- Moda e disabilità: una maggior sensibilizzazione?
- Oltre le barriere: la moda che veste tutti
- Come è cambiata la concezione della disabilità nel mondo della moda?
- Moda per disabili in Italia
Moda e disabilità: una maggior sensibilizzazione?
La sensibilizzazione dell’opinione pubblica nei confronti della disabilità è un tema complesso. Passa infatti attraverso tutti i settori della vita quotidiana, e richiede un’attenzione speciale. In tempi recenti, in particolare, è emerso un nuovo tema: il rapporto tra moda e disabilità.
La persona disabile, molto spesso, viene considerata solo come portatrice di bisogni e diritti sanciti dalle leggi, un individuo con esigenze particolari che vanno soddisfatte, dall’abbattimento delle barriere architettoniche in giù.
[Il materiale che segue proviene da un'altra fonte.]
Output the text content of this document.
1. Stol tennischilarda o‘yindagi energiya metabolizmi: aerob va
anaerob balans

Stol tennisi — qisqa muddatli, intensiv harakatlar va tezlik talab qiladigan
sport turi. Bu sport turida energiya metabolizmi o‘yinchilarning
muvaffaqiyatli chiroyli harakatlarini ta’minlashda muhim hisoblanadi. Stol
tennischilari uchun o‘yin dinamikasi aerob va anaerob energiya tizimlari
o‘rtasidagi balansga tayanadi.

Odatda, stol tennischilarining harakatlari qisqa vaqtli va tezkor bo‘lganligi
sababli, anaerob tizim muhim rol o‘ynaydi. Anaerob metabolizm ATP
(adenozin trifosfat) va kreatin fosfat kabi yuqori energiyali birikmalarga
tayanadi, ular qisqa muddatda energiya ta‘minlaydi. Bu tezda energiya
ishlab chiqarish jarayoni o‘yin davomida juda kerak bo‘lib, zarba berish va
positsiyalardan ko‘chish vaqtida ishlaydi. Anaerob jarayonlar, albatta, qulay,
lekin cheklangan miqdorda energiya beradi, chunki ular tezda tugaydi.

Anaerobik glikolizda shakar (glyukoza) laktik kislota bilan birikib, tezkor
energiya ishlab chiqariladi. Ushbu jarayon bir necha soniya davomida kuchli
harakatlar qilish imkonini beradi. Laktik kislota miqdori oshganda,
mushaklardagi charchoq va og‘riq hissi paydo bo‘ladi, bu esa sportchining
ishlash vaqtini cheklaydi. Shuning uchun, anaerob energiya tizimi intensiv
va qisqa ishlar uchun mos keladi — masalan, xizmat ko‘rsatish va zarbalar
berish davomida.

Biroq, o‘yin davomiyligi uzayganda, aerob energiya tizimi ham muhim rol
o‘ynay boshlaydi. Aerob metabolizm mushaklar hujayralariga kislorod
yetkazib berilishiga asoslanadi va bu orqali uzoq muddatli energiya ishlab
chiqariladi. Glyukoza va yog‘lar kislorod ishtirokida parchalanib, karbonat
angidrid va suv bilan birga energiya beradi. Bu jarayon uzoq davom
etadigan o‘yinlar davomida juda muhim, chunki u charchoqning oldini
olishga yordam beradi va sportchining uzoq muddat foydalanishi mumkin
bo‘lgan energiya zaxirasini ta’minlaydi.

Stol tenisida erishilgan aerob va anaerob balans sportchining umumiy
Purtroppo, non si pensa che il disabile è una persona come le altre, che ha i suoi desideri, gusti e aspirazioni. Perché, per esempio, un disabile non può esser libero di vestirsi come gli altri, con indumenti alla moda e belli da vedere?
Si pensa sempre alla comodità e alla praticità, quando si parla di abbigliamento per disabili, e si trascura così un importante aspetto della sensibilizzazione verso i temi della diversità e dell’inclusione. In risposta a questo problema, nel mondo anglosassone si è sviluppato poco a poco il concetto di “adaptive fashion”.
Adaptive fashion: cos’è e perché è importante
Questa nuova categoria del mondo della moda e dell’abbigliamento si rivolge alle persone con una disabilità motoria, come chi è in sedia a rotelle o indossa delle protesi, ma anche a chi soffre di una disabilità psichica che gli renda complicata l’operazione di vestirsi.
Al contempo, dunque, il concetto di adaptive fashion richiede che gli abiti siano pratici e comodi da indossare, disegnati in base alle specifiche esigenze dei disabili, senza però dimenticare il desiderio di vestire in maniera adeguata, in modo da esprimere sé stessi e il proprio stile personale anche con l’abbigliamento.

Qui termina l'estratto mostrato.